Facing a budget deficit in 2010, Arizona raised nearly $1 billion for its general fund through the sale and lease-back of most state office buildings using certificates of participation.
Now Brewer is asking lawmakers to draft a bill to buy back the capitol complex, the most symbolic of the buildings sold. Senate Appropriations Committee chairman Don Shooter, R-Yuma, said he supports the plan to pay off the debt certificates.
In a joint statement, Senate Minority Leader David Schapira, D- Tempe, and House Minority Leader Chad Campbell, D-Phoenix, cited the sale of the state buildings as a failure of the “Tea Party” Republicans and said it would cost $1.6 billion to buy all the buildings back.
In her message to the legislators delivered with the budget on Friday, Brewer, a Republican, called the decision to sell the buildings “heart-rending but necessary.”
“We have been severely tested by this recession, but I firmly believe the worst is behind us,” she said.
With proposed spending increases of 4.9% in fiscal year 2013 and 2.4% in fiscal year 2014, Brewer’s $8.96 billion budget would restore some funding for schools and offer state workers their first pay raise in five years.
Infrastructure proposals that could be covered with bond debt include $105 million to modernize the state’s technical systems and replace the entire financial and accounting network.
The governor also wants $60 million for new prison construction, including $50 million for a state-run maximum-security prison.

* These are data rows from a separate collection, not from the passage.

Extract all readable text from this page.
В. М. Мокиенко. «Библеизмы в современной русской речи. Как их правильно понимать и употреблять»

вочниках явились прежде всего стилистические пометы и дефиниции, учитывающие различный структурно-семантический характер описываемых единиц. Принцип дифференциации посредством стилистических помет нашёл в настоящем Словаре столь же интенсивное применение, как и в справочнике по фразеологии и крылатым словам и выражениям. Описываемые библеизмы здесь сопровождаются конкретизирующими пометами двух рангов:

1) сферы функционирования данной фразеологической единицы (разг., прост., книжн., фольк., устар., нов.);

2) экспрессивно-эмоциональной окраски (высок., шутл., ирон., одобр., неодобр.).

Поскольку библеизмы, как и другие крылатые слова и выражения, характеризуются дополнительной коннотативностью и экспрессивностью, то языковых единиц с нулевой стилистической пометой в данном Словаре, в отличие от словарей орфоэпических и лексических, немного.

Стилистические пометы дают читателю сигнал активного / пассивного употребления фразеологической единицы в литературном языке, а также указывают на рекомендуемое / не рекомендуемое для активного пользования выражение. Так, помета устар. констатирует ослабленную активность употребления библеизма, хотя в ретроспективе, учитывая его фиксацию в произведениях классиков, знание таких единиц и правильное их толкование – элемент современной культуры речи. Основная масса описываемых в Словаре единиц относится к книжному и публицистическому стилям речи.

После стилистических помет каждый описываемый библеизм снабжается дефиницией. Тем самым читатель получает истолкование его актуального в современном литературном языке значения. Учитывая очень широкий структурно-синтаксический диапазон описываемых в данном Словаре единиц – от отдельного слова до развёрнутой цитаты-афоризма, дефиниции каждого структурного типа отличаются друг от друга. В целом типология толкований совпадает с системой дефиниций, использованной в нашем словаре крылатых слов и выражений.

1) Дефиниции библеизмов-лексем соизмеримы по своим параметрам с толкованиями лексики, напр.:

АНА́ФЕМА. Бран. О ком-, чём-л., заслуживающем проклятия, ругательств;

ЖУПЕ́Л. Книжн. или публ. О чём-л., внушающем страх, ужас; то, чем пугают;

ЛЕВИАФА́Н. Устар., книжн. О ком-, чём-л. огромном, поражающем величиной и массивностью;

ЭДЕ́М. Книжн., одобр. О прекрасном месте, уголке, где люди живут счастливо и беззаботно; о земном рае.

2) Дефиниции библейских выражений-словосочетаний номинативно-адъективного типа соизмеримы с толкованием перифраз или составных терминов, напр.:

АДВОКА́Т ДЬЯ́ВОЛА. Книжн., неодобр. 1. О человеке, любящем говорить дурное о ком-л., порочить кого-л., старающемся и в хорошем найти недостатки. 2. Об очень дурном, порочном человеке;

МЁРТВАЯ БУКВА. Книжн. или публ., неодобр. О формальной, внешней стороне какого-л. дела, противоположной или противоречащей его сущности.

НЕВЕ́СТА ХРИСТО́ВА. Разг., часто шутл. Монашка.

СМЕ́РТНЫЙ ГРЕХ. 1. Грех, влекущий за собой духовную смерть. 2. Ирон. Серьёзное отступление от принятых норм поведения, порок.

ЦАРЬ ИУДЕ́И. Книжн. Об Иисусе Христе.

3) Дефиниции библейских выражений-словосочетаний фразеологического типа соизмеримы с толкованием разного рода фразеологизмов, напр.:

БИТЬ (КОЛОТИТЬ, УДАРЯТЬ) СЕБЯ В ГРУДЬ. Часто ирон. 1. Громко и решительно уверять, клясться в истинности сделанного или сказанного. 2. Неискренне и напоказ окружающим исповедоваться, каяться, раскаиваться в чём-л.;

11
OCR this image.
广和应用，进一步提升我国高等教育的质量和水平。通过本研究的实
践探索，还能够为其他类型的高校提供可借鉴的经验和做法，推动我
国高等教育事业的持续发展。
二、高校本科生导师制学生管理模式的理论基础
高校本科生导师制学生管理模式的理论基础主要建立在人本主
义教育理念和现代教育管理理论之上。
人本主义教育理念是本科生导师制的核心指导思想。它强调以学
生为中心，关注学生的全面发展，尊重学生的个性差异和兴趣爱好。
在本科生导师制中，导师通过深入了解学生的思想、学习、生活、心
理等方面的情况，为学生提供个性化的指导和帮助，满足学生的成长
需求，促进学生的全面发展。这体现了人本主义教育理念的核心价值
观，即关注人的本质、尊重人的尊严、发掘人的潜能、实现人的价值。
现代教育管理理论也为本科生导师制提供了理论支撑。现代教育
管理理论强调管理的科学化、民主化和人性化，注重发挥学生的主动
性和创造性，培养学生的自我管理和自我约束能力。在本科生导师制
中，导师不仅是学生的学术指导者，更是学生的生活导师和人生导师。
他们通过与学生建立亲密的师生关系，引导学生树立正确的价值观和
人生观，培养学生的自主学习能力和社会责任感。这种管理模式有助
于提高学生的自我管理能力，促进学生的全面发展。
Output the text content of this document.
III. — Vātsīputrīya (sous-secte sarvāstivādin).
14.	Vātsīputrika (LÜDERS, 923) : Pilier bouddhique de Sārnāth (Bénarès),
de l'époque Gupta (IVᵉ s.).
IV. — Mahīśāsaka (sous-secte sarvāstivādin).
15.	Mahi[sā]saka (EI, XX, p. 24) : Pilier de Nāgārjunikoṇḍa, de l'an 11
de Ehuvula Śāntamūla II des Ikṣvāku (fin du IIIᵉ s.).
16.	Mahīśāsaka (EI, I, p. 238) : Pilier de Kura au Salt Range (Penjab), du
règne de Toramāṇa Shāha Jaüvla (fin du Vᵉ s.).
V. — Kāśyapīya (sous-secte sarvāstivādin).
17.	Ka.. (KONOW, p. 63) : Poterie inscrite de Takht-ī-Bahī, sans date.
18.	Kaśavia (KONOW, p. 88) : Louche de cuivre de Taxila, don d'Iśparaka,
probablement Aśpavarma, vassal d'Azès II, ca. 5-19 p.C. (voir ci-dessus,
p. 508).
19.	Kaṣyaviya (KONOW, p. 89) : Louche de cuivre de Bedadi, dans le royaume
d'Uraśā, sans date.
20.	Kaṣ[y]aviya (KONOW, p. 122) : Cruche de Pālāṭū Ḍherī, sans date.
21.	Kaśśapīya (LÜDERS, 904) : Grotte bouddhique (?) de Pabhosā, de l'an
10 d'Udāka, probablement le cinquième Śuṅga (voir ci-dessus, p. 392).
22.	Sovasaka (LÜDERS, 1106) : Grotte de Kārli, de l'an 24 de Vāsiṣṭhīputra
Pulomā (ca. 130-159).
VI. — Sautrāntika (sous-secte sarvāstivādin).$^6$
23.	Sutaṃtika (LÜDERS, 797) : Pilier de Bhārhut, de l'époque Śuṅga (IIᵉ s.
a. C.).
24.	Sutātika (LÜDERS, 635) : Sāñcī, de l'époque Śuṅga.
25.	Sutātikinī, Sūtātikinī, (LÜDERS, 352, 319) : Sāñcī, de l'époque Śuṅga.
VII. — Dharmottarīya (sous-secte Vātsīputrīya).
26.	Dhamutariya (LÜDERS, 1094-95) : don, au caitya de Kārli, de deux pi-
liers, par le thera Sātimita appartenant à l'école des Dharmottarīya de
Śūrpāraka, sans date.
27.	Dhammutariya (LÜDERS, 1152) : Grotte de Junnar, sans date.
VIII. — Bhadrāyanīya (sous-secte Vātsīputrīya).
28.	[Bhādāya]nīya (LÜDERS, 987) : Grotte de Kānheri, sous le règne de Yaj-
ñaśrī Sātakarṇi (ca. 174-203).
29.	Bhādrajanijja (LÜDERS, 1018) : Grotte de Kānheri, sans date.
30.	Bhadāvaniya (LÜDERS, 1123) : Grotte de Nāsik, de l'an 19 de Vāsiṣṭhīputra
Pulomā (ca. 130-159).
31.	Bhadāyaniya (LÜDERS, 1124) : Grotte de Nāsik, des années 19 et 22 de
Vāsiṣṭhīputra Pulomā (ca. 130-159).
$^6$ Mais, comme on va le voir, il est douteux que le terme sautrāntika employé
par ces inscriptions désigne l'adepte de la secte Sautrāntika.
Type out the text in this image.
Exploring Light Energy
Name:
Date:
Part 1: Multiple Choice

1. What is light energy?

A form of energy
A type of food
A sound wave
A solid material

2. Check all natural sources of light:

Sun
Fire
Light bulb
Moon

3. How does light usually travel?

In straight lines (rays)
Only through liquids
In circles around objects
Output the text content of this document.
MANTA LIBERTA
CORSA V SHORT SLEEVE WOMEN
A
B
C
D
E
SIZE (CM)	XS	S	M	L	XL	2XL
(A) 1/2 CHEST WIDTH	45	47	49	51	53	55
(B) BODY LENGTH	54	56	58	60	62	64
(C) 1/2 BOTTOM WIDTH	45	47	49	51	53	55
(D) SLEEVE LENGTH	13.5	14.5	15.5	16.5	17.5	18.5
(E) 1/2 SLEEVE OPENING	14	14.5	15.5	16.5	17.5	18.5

With Arizona’s economy and state revenues improving, Standard & Poor’s on Dec. 21 revised its outlook on the state’s AA-minus issuer credit rating to stable from negative. Moody’s Investors Service retains the negative outlook it placed on the state’s Aa3 rating in February.
Analysts indicated that the state still faces weakness in housing but that the revenue picture is expected to improve, even when a temporary 1-cent sales tax increase expires in 2013.
“We anticipate that the state economy and housing market will continue to stabilize and show signs of improvement, while Arizona will take action to bring recurring revenues and expenditures into structural alignment if needed,” S&P analysts wrote last month.